Tree ornaments from my childhood.


----------



## Marie5656 (Dec 9, 2017)

*​Deb, how cool.  I do not remember ornaments like the animals, but I remember the others.  WOW.*


----------



## hollydolly (Dec 9, 2017)

I often see those types in Charity shops here ..I think there may still be some in my loft too from years gone by


----------



## terry123 (Dec 9, 2017)

I have quite a few of those also. Have not put up a large tree in years but want to keep those old ones anyway.


----------



## Aunt Bea (Dec 9, 2017)

Deb,

Are the plastic animals made with that radioactive glow in the dark plastic from the 50's.

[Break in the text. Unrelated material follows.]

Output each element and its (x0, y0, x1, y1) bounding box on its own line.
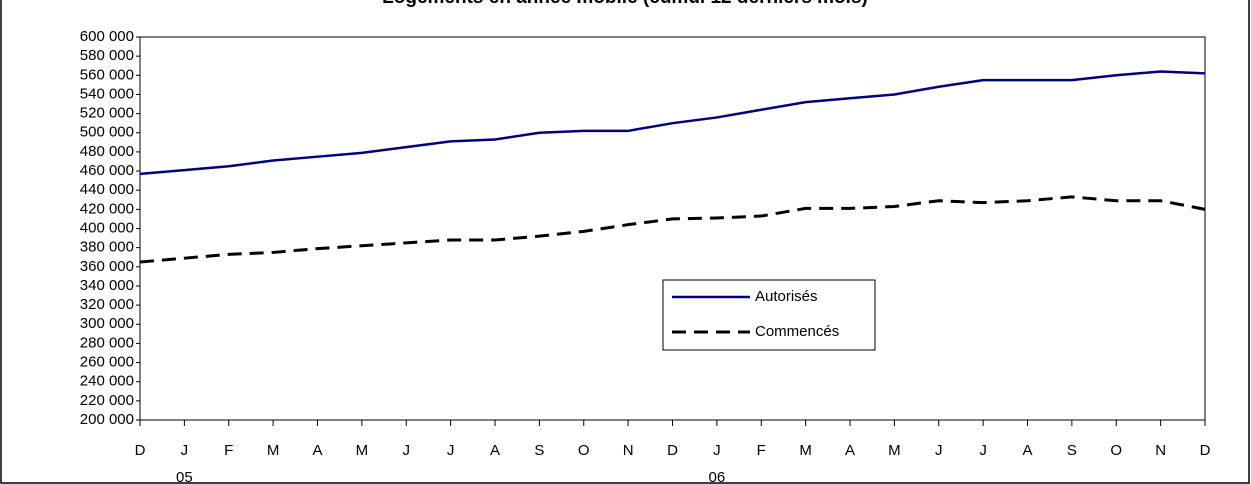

I remember that we used to have these little glow in the dark icicles that looked similar.


----------



## jujube (Dec 9, 2017)

I remember those icicles!  We thought those were the cat's meow.


----------



## debodun (Dec 10, 2017)

Aunt Bea said:


> Deb,
> 
> Are the plastic animals made with that radioactive glow in the dark plastic from the 50's.



Well, they do glow in the dark, but I have no way to measure if they are radioactive.


----------



## debodun (Dec 10, 2017)

Most people remember the Noma lights that bubbled.


----------



## Mrs. Robinson (Dec 10, 2017)

I remember several of those from my childhood as well,but I am coveting that donkey right now lol....


----------



## debodun (Dec 10, 2017)

Mrs. Robinson said:


> I am coveting that donkey right now lol....



Please elaborate.


----------



## Raven (Dec 10, 2017)

A lovely collection of tree ornaments Deb.
I remember some like those being on the tree when I was growing up.


----------



## debbie in seattle (Dec 10, 2017)

Takes me back to my childhood.    Impressed you still have them after all these years.


----------



## debodun (Dec 10, 2017)

debbie in seattle said:


> Impressed you still have them after all these years.

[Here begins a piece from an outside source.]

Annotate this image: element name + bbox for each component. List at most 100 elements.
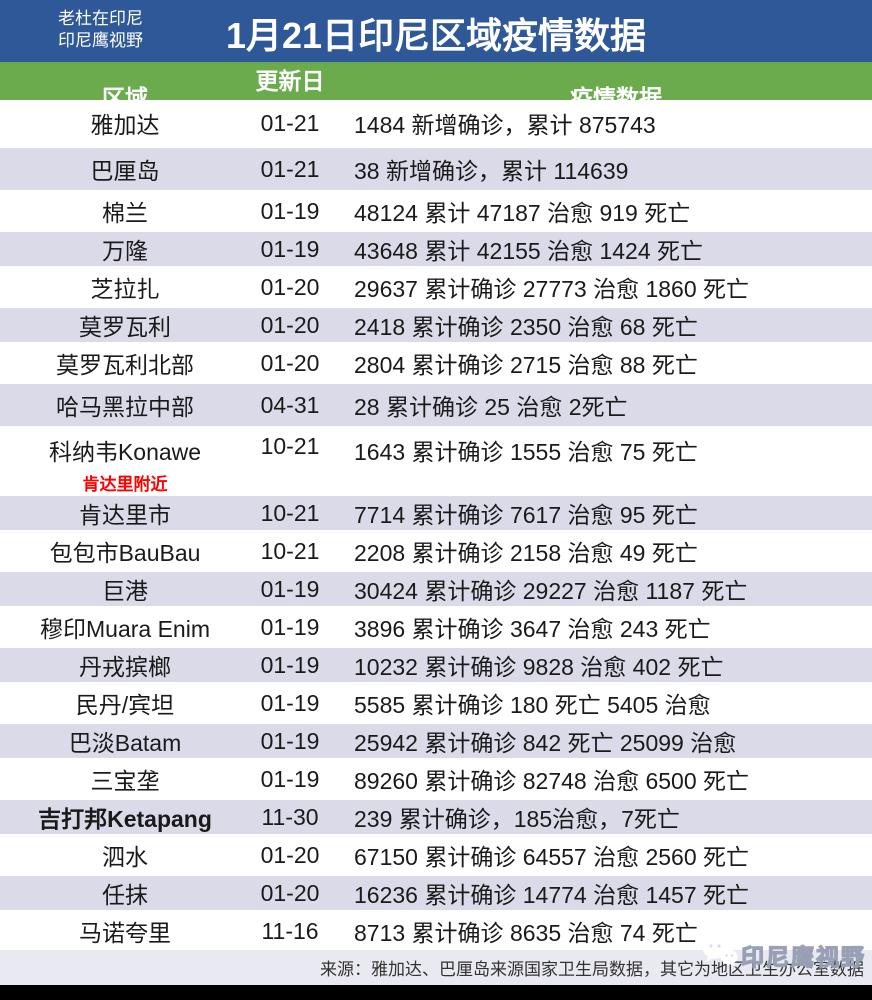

I had a lot more years ago. When I cleaned out the attic in my parent's house (mine now), there must have been 10 boxes of them. I took out the ones I waned to keep and tried to sell the rest. It took a while and I ended up selling them for $1 a box and the guy complained about that.


----------



## Temperance (Dec 10, 2017)

Lovely Deb, thank you for sharing.


----------



## hearlady (Dec 10, 2017)

I love those!


----------